Daily Press

Boeing 737 Max back in air after 20 months

- By Diane Jeantet

RIO DE JANEIRO — Commercial flights with Boeing 737 Max jetliners resumed Wednesday for the first time since they were grounded worldwide following two deadly accidents nearly two years ago.

Brazil’s Gol Airlines became the first in the world to return the planes to its active fleet, using a 737 MAX 8 on a flight from Sao Paulo to Porto Alegre, according to flightrada­r24.com.

Gol is set to start regular service Dec. 18, according to aviation data firm Cirium, with several daily flights between Sao Paulo and other major Brazilian cities.
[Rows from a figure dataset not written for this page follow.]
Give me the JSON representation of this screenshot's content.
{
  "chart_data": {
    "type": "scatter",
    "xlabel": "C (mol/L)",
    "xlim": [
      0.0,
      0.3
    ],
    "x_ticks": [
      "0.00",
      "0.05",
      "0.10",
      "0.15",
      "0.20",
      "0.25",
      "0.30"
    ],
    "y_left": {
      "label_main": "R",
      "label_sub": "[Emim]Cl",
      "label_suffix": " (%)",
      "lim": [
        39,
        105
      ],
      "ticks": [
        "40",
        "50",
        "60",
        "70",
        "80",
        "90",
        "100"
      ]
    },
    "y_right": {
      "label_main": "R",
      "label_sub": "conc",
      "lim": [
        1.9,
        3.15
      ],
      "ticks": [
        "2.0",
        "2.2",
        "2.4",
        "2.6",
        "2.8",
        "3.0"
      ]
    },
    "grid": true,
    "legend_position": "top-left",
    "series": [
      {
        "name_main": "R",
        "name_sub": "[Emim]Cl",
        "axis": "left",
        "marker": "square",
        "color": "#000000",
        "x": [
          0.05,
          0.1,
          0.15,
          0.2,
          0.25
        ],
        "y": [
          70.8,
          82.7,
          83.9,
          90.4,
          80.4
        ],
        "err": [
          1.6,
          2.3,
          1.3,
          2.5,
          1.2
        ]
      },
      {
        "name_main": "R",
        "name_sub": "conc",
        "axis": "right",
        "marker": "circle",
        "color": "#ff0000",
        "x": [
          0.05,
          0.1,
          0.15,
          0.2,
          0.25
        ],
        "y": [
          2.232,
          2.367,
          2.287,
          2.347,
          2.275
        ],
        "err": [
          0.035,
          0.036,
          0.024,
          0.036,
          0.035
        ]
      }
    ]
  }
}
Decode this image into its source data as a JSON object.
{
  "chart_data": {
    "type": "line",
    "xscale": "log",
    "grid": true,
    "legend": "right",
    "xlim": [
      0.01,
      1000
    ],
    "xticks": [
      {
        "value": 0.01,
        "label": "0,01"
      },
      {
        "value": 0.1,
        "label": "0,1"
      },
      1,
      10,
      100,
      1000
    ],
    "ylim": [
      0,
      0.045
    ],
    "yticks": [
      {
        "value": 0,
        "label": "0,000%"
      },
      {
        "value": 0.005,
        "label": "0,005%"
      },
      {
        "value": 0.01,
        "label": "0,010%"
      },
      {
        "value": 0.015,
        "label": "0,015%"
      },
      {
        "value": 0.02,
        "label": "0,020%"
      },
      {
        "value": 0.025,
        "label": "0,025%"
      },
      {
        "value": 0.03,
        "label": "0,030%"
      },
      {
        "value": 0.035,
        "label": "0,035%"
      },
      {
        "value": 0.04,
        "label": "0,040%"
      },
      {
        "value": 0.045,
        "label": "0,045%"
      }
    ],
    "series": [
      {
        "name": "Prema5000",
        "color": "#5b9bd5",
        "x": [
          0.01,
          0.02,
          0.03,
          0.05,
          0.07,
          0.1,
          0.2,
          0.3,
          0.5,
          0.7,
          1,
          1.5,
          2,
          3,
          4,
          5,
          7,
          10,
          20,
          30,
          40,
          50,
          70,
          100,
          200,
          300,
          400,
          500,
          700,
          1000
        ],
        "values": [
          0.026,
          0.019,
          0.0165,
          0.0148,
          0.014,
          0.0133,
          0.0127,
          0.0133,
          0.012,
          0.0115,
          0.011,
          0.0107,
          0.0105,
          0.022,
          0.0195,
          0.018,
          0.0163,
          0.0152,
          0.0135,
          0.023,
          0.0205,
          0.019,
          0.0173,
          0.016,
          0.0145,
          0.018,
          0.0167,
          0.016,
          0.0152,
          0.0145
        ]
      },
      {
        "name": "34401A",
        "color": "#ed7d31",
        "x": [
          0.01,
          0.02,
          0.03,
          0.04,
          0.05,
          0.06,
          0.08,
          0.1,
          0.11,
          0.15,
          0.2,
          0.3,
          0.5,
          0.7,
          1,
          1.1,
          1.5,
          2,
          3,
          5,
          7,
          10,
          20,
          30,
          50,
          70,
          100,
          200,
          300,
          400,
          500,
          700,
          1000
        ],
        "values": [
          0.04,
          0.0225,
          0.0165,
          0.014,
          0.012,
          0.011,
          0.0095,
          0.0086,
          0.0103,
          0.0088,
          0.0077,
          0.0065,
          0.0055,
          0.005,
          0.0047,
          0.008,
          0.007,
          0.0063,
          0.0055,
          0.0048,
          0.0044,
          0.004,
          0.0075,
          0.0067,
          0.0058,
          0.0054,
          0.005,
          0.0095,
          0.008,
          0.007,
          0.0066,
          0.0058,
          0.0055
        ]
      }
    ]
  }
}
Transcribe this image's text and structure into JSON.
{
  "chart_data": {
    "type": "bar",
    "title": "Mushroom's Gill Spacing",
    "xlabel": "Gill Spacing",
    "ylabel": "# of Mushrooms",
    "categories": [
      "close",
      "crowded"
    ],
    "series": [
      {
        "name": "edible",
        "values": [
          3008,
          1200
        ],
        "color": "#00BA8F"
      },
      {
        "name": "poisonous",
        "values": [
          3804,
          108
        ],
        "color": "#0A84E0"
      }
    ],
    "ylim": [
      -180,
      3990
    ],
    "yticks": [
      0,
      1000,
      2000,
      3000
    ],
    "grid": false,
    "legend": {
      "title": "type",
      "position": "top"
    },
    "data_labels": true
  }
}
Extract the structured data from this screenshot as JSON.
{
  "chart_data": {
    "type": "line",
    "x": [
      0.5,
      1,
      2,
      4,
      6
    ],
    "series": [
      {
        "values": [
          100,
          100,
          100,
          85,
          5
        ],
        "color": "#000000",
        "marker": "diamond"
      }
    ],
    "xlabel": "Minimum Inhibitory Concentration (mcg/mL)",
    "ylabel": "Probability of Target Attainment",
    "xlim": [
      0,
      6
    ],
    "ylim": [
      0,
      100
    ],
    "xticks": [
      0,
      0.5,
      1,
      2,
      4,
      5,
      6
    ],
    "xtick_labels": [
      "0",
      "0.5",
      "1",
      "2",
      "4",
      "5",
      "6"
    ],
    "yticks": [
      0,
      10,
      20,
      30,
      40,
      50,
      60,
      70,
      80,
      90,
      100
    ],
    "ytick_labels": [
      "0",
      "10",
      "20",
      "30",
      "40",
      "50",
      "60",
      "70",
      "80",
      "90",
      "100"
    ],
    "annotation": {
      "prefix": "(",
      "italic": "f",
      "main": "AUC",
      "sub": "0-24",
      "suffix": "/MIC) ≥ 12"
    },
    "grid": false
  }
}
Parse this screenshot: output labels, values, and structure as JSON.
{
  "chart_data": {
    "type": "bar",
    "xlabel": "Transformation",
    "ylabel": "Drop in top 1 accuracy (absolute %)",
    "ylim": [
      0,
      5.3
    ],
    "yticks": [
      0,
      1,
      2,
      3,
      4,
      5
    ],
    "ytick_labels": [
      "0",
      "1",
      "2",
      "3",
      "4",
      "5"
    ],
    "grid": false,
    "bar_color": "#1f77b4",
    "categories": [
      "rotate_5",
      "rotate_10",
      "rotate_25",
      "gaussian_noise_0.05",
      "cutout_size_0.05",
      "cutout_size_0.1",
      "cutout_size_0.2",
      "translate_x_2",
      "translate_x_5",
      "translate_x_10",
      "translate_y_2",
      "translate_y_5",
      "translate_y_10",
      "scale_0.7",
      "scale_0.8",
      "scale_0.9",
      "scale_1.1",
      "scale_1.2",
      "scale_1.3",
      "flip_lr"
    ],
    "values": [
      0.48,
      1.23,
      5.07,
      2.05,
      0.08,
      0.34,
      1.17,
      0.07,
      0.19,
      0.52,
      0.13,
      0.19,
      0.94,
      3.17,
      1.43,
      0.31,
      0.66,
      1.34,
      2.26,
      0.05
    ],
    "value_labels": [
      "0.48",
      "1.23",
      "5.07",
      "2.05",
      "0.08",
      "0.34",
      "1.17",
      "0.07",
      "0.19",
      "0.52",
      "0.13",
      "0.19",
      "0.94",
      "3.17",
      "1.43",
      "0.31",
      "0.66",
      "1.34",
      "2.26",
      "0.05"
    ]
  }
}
Customers will be able to exchange their tickets if they don’t want to fly on a 737 Max, a Gol spokespers­on told The Associated Press in an email.

Gol, the country’s largest airline with 36 million passengers annually, owns seven 737 Max aircraft, according to Cirium.

It is the only Brazilian company with the model in its fleet.

The Boeing plane was grounded globally in March 2019, shortly after a 737 Max crashed in Ethiopia. A prior crash in Indonesia involving the model occurred in October 2018.

In all, 346 people died.

Brazil’s aviation regulator lifted its restrictio­ns on the 737 Max in November, clearing the way for the plane to resume flights in Latin America’s biggest country.

Similar restrictio­ns have been lifted in the U.S. and Europe, where commercial airline flights with the plane are expected to resume soon, likely starting Dec. 29 with American Airlines.

“The MAX is one of the most efficient aircraft in aviation history and the only one to undergo a complete recertific­ation process,” Gol CEO Paulo Kakinoff said in a statement this week.